Lo sostengo da sempre. Sarebbe ideale. Ristoratori che parlino in prima persona. Che raccontino il proprio locale. Non ha alcun senso rivolgersi a terzi che non sanno quello che pensi, chi sei, da dove arrivi. Certo, ci vuole talento, non tutti sono portati. Ci sta. Però qualcuno che sia lì a suggerire il come fare, ci vuole. Guardate Luca Guelfi. Racconta tutto in prima persona. Aperture, chiusure, progetti, delusioni. Scrive divinamente In maniera musicale, armonica. Leggi e capisci perché ha successo. Qui sotto ho fatto copy paste del suo ultimo post, dove annuncia una chiusura e un’apertura. Parla sempre con entusiasmo, perché si tratta della sua vita. L’entusiasmo e il dolore sono evidenti. Prendetelo come esempio. Iniziate a gestire la comunicazione in prima persona. Non preoccupatevi, non è segno di presunzione. Certo, dipende anche da cosa si scrive e come. Di sicuro non serve a nessuno una comunicazione scialba e spersonalizzata, fatta con lo stampino da terzi. Che spesso usano un linguaggio da prima elementare. Splendida cornice, location esclusiva, materie prime, eccellenza: tutti uguali. Bye Bye PETIT.

Finisce qui la lunga storia di PETIT. Ma come tutte le belle storie d’amore che finiscono, mi lascia un ricordo meraviglioso.

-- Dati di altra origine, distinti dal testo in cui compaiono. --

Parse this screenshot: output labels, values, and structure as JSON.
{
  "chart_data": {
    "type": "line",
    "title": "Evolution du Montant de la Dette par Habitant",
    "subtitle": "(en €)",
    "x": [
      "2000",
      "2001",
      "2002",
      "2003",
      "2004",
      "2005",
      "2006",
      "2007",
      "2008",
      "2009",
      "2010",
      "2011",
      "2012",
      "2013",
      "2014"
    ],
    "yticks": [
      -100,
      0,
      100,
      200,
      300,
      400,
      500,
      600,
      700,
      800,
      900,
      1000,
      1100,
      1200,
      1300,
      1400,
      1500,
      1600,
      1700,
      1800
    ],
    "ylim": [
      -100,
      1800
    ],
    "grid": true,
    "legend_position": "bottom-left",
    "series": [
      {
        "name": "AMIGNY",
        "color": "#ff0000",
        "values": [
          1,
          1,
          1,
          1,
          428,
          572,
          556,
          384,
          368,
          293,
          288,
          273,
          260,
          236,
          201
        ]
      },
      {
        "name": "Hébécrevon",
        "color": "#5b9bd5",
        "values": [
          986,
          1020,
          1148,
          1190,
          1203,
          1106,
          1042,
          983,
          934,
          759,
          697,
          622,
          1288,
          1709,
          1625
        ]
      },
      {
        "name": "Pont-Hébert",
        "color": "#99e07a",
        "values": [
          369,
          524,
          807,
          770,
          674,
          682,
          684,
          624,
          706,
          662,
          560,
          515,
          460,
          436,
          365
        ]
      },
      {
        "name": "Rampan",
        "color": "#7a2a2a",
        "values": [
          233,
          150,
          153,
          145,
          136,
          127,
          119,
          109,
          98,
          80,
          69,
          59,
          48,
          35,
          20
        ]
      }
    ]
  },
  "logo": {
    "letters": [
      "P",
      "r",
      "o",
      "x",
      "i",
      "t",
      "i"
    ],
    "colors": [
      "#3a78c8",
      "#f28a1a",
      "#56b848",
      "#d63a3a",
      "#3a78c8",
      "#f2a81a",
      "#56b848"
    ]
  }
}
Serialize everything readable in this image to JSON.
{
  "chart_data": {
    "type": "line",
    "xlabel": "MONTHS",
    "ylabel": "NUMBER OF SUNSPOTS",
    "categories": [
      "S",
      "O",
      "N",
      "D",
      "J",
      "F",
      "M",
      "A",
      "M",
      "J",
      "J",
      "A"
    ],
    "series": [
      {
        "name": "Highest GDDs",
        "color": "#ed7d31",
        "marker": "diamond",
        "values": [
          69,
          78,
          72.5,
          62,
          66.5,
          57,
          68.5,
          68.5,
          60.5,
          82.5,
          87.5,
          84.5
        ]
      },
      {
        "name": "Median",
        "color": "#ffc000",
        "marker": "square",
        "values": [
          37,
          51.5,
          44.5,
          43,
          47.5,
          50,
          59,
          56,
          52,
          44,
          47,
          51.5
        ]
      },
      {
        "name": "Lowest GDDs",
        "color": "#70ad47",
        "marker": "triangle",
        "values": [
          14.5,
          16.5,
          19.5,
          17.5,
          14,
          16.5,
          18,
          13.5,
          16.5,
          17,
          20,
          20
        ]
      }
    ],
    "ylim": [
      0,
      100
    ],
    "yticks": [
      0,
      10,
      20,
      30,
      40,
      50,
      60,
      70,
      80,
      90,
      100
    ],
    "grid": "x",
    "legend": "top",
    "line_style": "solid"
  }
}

Perché’ chiude? Perché’ non stava più’ in piedi economicamente. Al suo posto aprira’ un osteria romana VOLEMOSE BENE. Ho pensato a lungo in questi mesi cosa fare della location e ho immaginato diversi format. Ho scelto quello che mi dava più’ certezze. VOLEMOSE BENE esiste già’, in via Moscova a Milano. E’ un locale che spacca, anche in questo periodo, quando può’ aprire….Non rispondono neanche al telefono, non c’è’ mai posto. Pranzo cena 7 giorni su 7. Rimbalzano centinaia di persone al giorno. Non avevo mai visto una cosa del genere. Li ho conosciuti siamo diventati amici. E qualche mese fa’ gli ho proposto di fare insieme un secondo VOLEMOSE BENE nella location di via Vespucci, ex PETIT. Hanno accettato. Abbiamo quasi terminato la ristrutturazione. Perché’ spacca? Er Secco e Er Ciccio sono i 2 gestori e sono i ristoratori perfetti. Simpaticissimi, mai in panico anche in mezzo al delirio. Ambiente estremamente casalingo e decoro da cartolina turistica. La cucina autentica romana, buonissima, abbondante e i prezzi super democratici. Carciofi, fiori di zucchina fritti, puntarelle, spaghetti carbonara, tonnarelli cacio e pepe, abbacchio, porchetta….. una poesia. Come DAL MILANESE, VOLEMOSE BENE aprira’ a fine Febbraio.